Recep Tayyip Erdogan: un " sultan " qui poursuit une politique d’expansion néo-ottomane anti-occidentale ? Peut-être. Ce qui est sûr : c’est un dirigeant autocratique antikémaliste, incarnant l’islam politique turc du XXIᵉ siècle.

Son objectif principal est-il la résurrection d’un empire ? Peut-être. C’est surtout à des fins électorales qu’il utilise la scène internationale.

Voulant masquer les crises et dissidences internes, le président turc tente de consolider son projet " impérialiste ", tout en réveillant la nostalgie de la gloire ottomane. Mais sa tâche s’annonce plus risquée que jamais.

 

Une économie à bout de souffle

La conjoncture économique s’est considérablement détériorée en Turquie ces dernières années à cause de la politique monétaire désastreuse imposée par Erdogan.
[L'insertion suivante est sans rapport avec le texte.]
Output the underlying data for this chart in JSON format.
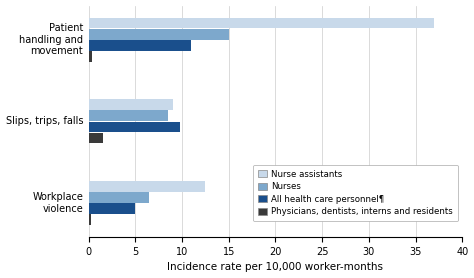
{
  "categories": [
    "Workplace\nviolence",
    "Slips, trips, falls",
    "Patient\nhandling and\nmovement"
  ],
  "series": {
    "Nurse assistants": [
      12.5,
      9.0,
      37.0
    ],
    "Nurses": [
      6.5,
      8.5,
      15.0
    ],
    "All health care personnel": [
      5.0,
      9.8,
      11.0
    ],
    "Physicians, dentists, interns and residents": [
      0.3,
      1.5,
      0.4
    ]
  },
  "colors": {
    "Nurse assistants": "#c8d9ea",
    "Nurses": "#7da8cc",
    "All health care personnel": "#1a4f8c",
    "Physicians, dentists, interns and residents": "#3a3a3a"
  },
  "legend_labels": [
    "Nurse assistants",
    "Nurses",
    "All health care personnel¶",
    "Physicians, dentists, interns and residents"
  ],
  "xlabel": "Incidence rate per 10,000 worker-months",
  "xlim": [
    0,
    40
  ],
  "xticks": [
    0,
    5,
    10,
    15,
    20,
    25,
    30,
    35,
    40
  ],
  "figsize": [
    4.74,
    2.78
  ],
  "dpi": 100
}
Le président fait fi des principes économiques de base et court-circuite les décisions des banquiers centraux turcs, dont il a licencié plusieurs à tour de bras.

Le président va ainsi à contre-courant en exigeant une baisse des taux d’intérêt directeurs en pleine période inflationniste. Cette politique fait plonger encore plus la livre turque face au dollar et à l’euro, réalimentant une aggravation de l’inflation. Un cercle vicieux qu’Erdogan a choisi d’ignorer, rejetant la faute sur les " comploteurs qui œuvrent contre l’intérêt de la nation ".
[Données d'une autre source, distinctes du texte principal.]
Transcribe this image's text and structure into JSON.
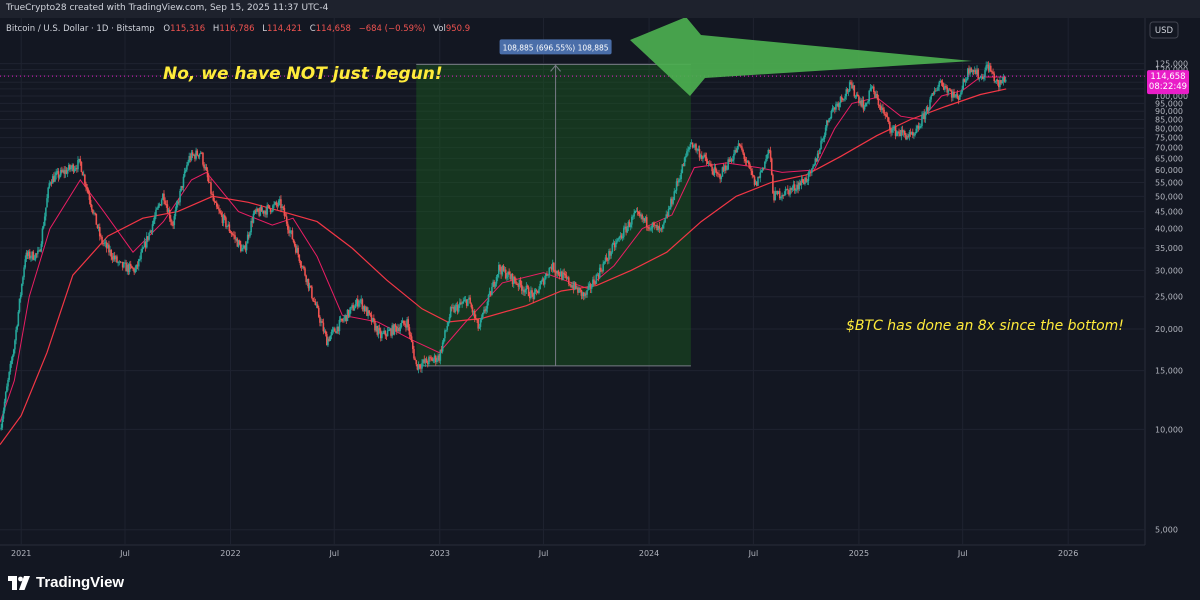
{
  "header": {
    "created_by": "TrueCrypto28 created with TradingView.com, Sep 15, 2025 11:37 UTC-4"
  },
  "symbol_bar": {
    "symbol": "Bitcoin / U.S. Dollar · 1D · Bitstamp",
    "o_label": "O",
    "o": "115,316",
    "h_label": "H",
    "h": "116,786",
    "l_label": "L",
    "l": "114,421",
    "c_label": "C",
    "c": "114,658",
    "change": "−684 (−0.59%)",
    "vol_label": "Vol",
    "vol": "950.9"
  },
  "currency": "USD",
  "price_tag": {
    "price": "114,658",
    "countdown": "08:22:49"
  },
  "annotations": {
    "headline": "No, we have NOT just begun!",
    "btc_note": "$BTC has done an 8x since the bottom!",
    "measure_label": "108,885 (696.55%) 108,885"
  },
  "branding": {
    "logo_text": "TradingView"
  },
  "colors": {
    "background": "#131722",
    "up_candle": "#26a69a",
    "down_candle": "#ef5350",
    "ma_fast": "#e91e63",
    "ma_slow": "#f23645",
    "measure_fill": "#1b5e20",
    "measure_label_bg": "#4a6ea9",
    "annotation_yellow": "#ffeb3b",
    "arrow_green": "#4caf50",
    "price_tag": "#e91ec8"
  },
  "chart_data": {
    "type": "line",
    "title": "Bitcoin / U.S. Dollar · 1D · Bitstamp",
    "y_scale": "log",
    "ylim": [
      5000,
      140000
    ],
    "y_ticks": [
      "125,000",
      "120,000",
      "115,000",
      "110,000",
      "105,000",
      "100,000",
      "95,000",
      "90,000",
      "85,000",
      "80,000",
      "75,000",
      "70,000",
      "65,000",
      "60,000",
      "55,000",
      "50,000",
      "45,000",
      "40,000",
      "35,000",
      "30,000",
      "25,000",
      "20,000",
      "15,000",
      "10,000",
      "5,000"
    ],
    "x_range": [
      "2020-11-25",
      "2026-05-15"
    ],
    "x_ticks": [
      {
        "label": "2021",
        "date": "2021-01-01"
      },
      {
        "label": "Jul",
        "date": "2021-07-01"
      },
      {
        "label": "2022",
        "date": "2022-01-01"
      },
      {
        "label": "Jul",
        "date": "2022-07-01"
      },
      {
        "label": "2023",
        "date": "2023-01-01"
      },
      {
        "label": "Jul",
        "date": "2023-07-01"
      },
      {
        "label": "2024",
        "date": "2024-01-01"
      },
      {
        "label": "Jul",
        "date": "2024-07-01"
      },
      {
        "label": "2025",
        "date": "2025-01-01"
      },
      {
        "label": "Jul",
        "date": "2025-07-01"
      },
      {
        "label": "2026",
        "date": "2026-01-01"
      }
    ],
    "series": [
      {
        "kind": "price",
        "points": [
          [
            "2020-11-25",
            10000
          ],
          [
            "2020-12-20",
            18000
          ],
          [
            "2021-01-08",
            33000
          ],
          [
            "2021-02-01",
            33500
          ],
          [
            "2021-02-20",
            56000
          ],
          [
            "2021-04-14",
            63000
          ],
          [
            "2021-05-20",
            37000
          ],
          [
            "2021-06-22",
            31000
          ],
          [
            "2021-07-20",
            30000
          ],
          [
            "2021-09-06",
            51000
          ],
          [
            "2021-09-22",
            41000
          ],
          [
            "2021-10-20",
            65000
          ],
          [
            "2021-11-10",
            68000
          ],
          [
            "2021-12-04",
            47000
          ],
          [
            "2022-01-24",
            34000
          ],
          [
            "2022-02-10",
            44000
          ],
          [
            "2022-03-29",
            47500
          ],
          [
            "2022-05-12",
            29000
          ],
          [
            "2022-06-18",
            18500
          ],
          [
            "2022-08-14",
            24500
          ],
          [
            "2022-09-20",
            19000
          ],
          [
            "2022-11-05",
            21000
          ],
          [
            "2022-11-21",
            15500
          ],
          [
            "2022-12-31",
            16500
          ],
          [
            "2023-01-20",
            22500
          ],
          [
            "2023-02-20",
            24500
          ],
          [
            "2023-03-10",
            20000
          ],
          [
            "2023-04-14",
            30500
          ],
          [
            "2023-06-15",
            25000
          ],
          [
            "2023-07-14",
            31000
          ],
          [
            "2023-09-11",
            25000
          ],
          [
            "2023-10-30",
            35000
          ],
          [
            "2023-12-08",
            44000
          ],
          [
            "2024-01-23",
            39000
          ],
          [
            "2024-02-15",
            52000
          ],
          [
            "2024-03-14",
            73000
          ],
          [
            "2024-05-01",
            57000
          ],
          [
            "2024-06-07",
            71000
          ],
          [
            "2024-07-05",
            54000
          ],
          [
            "2024-07-29",
            69000
          ],
          [
            "2024-08-05",
            50000
          ],
          [
            "2024-09-06",
            52500
          ],
          [
            "2024-10-10",
            58000
          ],
          [
            "2024-11-12",
            89000
          ],
          [
            "2024-12-17",
            107000
          ],
          [
            "2025-01-13",
            92000
          ],
          [
            "2025-01-21",
            107000
          ],
          [
            "2025-02-28",
            79000
          ],
          [
            "2025-04-07",
            75000
          ],
          [
            "2025-05-22",
            111000
          ],
          [
            "2025-06-22",
            98000
          ],
          [
            "2025-07-14",
            123000
          ],
          [
            "2025-08-02",
            113000
          ],
          [
            "2025-08-14",
            124000
          ],
          [
            "2025-09-01",
            107000
          ],
          [
            "2025-09-15",
            114658
          ]
        ]
      },
      {
        "kind": "ma_fast",
        "points": [
          [
            "2020-11-25",
            10500
          ],
          [
            "2020-12-20",
            14000
          ],
          [
            "2021-01-15",
            25000
          ],
          [
            "2021-02-20",
            40000
          ],
          [
            "2021-04-14",
            56000
          ],
          [
            "2021-05-25",
            45000
          ],
          [
            "2021-07-15",
            34000
          ],
          [
            "2021-09-06",
            42000
          ],
          [
            "2021-10-25",
            56000
          ],
          [
            "2021-11-20",
            59000
          ],
          [
            "2022-01-15",
            45000
          ],
          [
            "2022-03-15",
            41000
          ],
          [
            "2022-04-20",
            43000
          ],
          [
            "2022-06-01",
            33000
          ],
          [
            "2022-07-15",
            22000
          ],
          [
            "2022-09-15",
            21000
          ],
          [
            "2022-11-15",
            18500
          ],
          [
            "2022-12-31",
            17000
          ],
          [
            "2023-02-15",
            21000
          ],
          [
            "2023-04-20",
            27500
          ],
          [
            "2023-07-01",
            29500
          ],
          [
            "2023-09-15",
            26500
          ],
          [
            "2023-11-01",
            31000
          ],
          [
            "2023-12-20",
            40000
          ],
          [
            "2024-02-10",
            44000
          ],
          [
            "2024-03-20",
            61000
          ],
          [
            "2024-05-15",
            63000
          ],
          [
            "2024-07-10",
            61000
          ],
          [
            "2024-08-20",
            59000
          ],
          [
            "2024-10-15",
            60000
          ],
          [
            "2024-11-20",
            80000
          ],
          [
            "2024-12-20",
            95000
          ],
          [
            "2025-02-01",
            99000
          ],
          [
            "2025-03-15",
            87000
          ],
          [
            "2025-04-20",
            85000
          ],
          [
            "2025-05-25",
            100000
          ],
          [
            "2025-07-01",
            104000
          ],
          [
            "2025-08-01",
            114000
          ],
          [
            "2025-09-15",
            114000
          ]
        ]
      },
      {
        "kind": "ma_slow",
        "points": [
          [
            "2020-11-25",
            9000
          ],
          [
            "2021-01-01",
            11000
          ],
          [
            "2021-02-15",
            17000
          ],
          [
            "2021-04-01",
            29000
          ],
          [
            "2021-06-01",
            38000
          ],
          [
            "2021-08-01",
            43000
          ],
          [
            "2021-10-01",
            45000
          ],
          [
            "2021-12-01",
            50000
          ],
          [
            "2022-02-01",
            48000
          ],
          [
            "2022-04-01",
            45000
          ],
          [
            "2022-06-01",
            42000
          ],
          [
            "2022-08-01",
            35000
          ],
          [
            "2022-10-01",
            28000
          ],
          [
            "2022-12-01",
            23000
          ],
          [
            "2023-01-15",
            21000
          ],
          [
            "2023-03-15",
            21500
          ],
          [
            "2023-06-01",
            23500
          ],
          [
            "2023-08-01",
            26000
          ],
          [
            "2023-10-01",
            27000
          ],
          [
            "2023-12-01",
            30000
          ],
          [
            "2024-02-01",
            34000
          ],
          [
            "2024-04-01",
            42000
          ],
          [
            "2024-06-01",
            50000
          ],
          [
            "2024-08-01",
            55000
          ],
          [
            "2024-10-01",
            58000
          ],
          [
            "2024-12-01",
            66000
          ],
          [
            "2025-02-01",
            76000
          ],
          [
            "2025-04-01",
            85000
          ],
          [
            "2025-06-01",
            93000
          ],
          [
            "2025-08-01",
            101000
          ],
          [
            "2025-09-15",
            105000
          ]
        ]
      }
    ],
    "measure_range": {
      "from_date": "2022-11-21",
      "to_date": "2024-03-14",
      "low": 15500,
      "high": 124400
    }
  }
}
L’inflation et la dépréciation de la livre mène naturellement à une baisse du pouvoir d’achat et par suite à l’appauvrissement d’une tranche importante de la population. La correction des salaires ne fera qu’aggraver la situation, car elle alimente le même cercle vicieux. Une mesure populiste destinée à gagner des voix, mais dont le résultat est néfaste pour la consommation.

L’aventurier Erdogan a commencé sa carrière comme footballeur avant de passer en politique à travers ses penchants islamistes.

 

En décembre 2017, un dollar valait 3,91 livres turques. Aujourd’hui, un dollar vaut 18,63 livres: une dépréciation qui a presque quintuplé en l’espace de cinq ans. Seul avantage de la chute de la livre: les exportations deviennent plus compétitives grâce à un taux de change avantageux. Mais, à l’inverse, les importations renchérissent. Un problème majeur dans un pays qui dépend largement des sources d’énergie importées.

La crise économique constitue ainsi une menace principale pour le candidat Erdogan lors des élections du 18 juin prochain. Si son parti demeure favori dans les sondages, il n’obtiendrait qu’une majorité relative au Parlement, le contraignant de former une coalition avec les partis adverses. D’ores et déjà, les contestations se multiplient alors que prend forme une opposition solide et viable qui pourra menacer la stabilité d’un régime autoritaire.

Se rabattre sur la politique extérieure
Après des années de boycott à côté de son allié, le Qatar, Erdogan a fini par s’incliner devant les Saoudiens, en espérant recevoir des injections de liquidités dans une économie turque exsangue.

 

Pour redorer son blason, le président a choisi de faire oublier aux électeurs les crises internes. Il a naturellement trouvé refuge dans la politique étrangère. Erdogan s’est récemment imposé en tant qu’incontournable médiateur entre la Russie, l’Ukraine et le reste du monde en facilitant l’accord sur l’exportation du blé ukrainien.

Ce rôle lui a permis d’éviter d’adopter les sanctions contre la Russie, ce que ses " alliés " occidentaux lui ont enjoint de faire. Il a évité aussi, et surtout, de s’aliéner la Russie, premier fournisseur d’énergie. Et, par l’exportation de drones, au passage fabriqués par son gendre, il est resté en bons termes avec les Ukrainiens. Ce jeu d’équilibriste est d’ailleurs a enregistré à l’actif du président.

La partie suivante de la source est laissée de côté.